La prise d’acte est née de la jurisprudence de la Cour de cassation (Cass. Soc., 25 juin 2003, n° 01-42.335) puis a été insérée dans le code du travail par une loi n° 2014-743 du 1er juillet 2014, relative à la procédure applicable devant le conseil de prud’hommes dans le cadre d’une prise d’acte de rupture du contrat de travail par le salarié et codifié à l’article L.1451-1 du code du travail.
Définition de la prise d’acte
La prise d’acte peut être définie comme la volonté, pour un salarié, de rompre immédiatement son contrat de travail pour des faits suffisamment graves qu’il reproche à son employeur. Le salarié demande ensuite devant le conseil de prud’hommes la requalification de cette prise d’acte en un licenciement sans cause réelle et sérieuse. Si les griefs reprochés à l'employeur sont fondés, il y aura requalification. En revanche, si les griefs ne sont pas suffisamment fondés, la prise d'acte produira les effets d’une démission.
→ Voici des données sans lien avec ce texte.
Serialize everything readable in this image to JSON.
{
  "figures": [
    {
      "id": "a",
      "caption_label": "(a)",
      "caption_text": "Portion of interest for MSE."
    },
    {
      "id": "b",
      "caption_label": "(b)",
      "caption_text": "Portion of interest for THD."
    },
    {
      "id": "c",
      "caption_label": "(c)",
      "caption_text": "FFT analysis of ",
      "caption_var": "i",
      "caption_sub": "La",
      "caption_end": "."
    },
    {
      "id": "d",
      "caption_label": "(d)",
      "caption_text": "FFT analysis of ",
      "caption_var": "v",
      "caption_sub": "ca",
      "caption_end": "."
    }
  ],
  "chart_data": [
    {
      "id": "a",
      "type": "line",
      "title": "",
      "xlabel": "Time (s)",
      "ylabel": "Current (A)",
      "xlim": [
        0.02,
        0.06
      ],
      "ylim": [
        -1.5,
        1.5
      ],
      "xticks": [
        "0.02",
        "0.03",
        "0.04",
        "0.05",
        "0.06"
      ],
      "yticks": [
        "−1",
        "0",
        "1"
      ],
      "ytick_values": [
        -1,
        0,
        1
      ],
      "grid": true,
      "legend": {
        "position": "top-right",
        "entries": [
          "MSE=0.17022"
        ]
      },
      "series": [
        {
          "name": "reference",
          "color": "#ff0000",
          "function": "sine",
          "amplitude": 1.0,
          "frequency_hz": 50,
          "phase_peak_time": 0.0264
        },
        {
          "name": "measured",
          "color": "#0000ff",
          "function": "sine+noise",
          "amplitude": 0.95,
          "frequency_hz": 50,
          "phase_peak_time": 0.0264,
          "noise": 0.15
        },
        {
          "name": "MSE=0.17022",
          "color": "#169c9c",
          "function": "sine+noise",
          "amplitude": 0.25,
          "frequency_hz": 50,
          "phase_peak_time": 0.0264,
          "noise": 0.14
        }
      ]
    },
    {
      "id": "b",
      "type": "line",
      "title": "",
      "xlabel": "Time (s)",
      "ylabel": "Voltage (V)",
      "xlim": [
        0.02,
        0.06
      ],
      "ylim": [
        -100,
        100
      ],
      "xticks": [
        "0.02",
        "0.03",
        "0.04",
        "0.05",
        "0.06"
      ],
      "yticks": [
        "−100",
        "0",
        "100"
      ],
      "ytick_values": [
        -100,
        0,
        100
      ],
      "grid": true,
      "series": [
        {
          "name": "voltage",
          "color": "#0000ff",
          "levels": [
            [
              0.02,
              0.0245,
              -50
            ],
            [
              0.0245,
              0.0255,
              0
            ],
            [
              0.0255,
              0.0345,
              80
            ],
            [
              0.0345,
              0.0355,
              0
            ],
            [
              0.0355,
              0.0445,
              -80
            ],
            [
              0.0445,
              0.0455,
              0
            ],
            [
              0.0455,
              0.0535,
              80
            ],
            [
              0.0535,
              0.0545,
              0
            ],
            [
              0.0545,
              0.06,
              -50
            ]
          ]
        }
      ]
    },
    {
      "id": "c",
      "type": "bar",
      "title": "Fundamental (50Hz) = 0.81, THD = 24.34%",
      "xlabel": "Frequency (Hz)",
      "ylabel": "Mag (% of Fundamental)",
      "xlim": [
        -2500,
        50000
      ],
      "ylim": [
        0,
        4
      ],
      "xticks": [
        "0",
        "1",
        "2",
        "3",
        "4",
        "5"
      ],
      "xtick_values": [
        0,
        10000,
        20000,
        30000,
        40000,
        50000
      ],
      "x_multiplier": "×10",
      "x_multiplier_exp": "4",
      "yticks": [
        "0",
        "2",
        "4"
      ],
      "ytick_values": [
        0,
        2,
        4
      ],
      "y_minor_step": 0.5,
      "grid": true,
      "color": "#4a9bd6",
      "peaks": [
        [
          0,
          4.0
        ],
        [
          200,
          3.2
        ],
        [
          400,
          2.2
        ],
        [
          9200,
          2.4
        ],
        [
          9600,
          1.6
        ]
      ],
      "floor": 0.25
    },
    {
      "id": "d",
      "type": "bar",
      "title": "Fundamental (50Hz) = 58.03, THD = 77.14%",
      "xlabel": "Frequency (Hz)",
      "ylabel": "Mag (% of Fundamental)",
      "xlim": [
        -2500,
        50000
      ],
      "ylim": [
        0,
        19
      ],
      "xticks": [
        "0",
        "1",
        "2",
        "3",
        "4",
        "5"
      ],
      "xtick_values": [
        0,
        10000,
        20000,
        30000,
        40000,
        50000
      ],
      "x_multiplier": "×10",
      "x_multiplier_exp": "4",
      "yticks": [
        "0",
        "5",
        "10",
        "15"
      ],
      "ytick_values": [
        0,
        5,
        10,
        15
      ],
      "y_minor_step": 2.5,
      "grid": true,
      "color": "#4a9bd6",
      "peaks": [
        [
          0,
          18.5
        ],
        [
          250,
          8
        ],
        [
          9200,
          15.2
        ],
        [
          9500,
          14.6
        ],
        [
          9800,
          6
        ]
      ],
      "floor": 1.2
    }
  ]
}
La prise d’acte figure à l’article L.1451-1 du Code du travail : “Lorsque le conseil de prud'hommes est saisi d'une demande de qualification de la rupture du contrat de travail à l'initiative du salarié en raison de faits que celui-ci reproche à son employeur, l'affaire est directement portée devant le bureau de jugement, qui statue au fond dans un délai d'un mois suivant sa saisine”.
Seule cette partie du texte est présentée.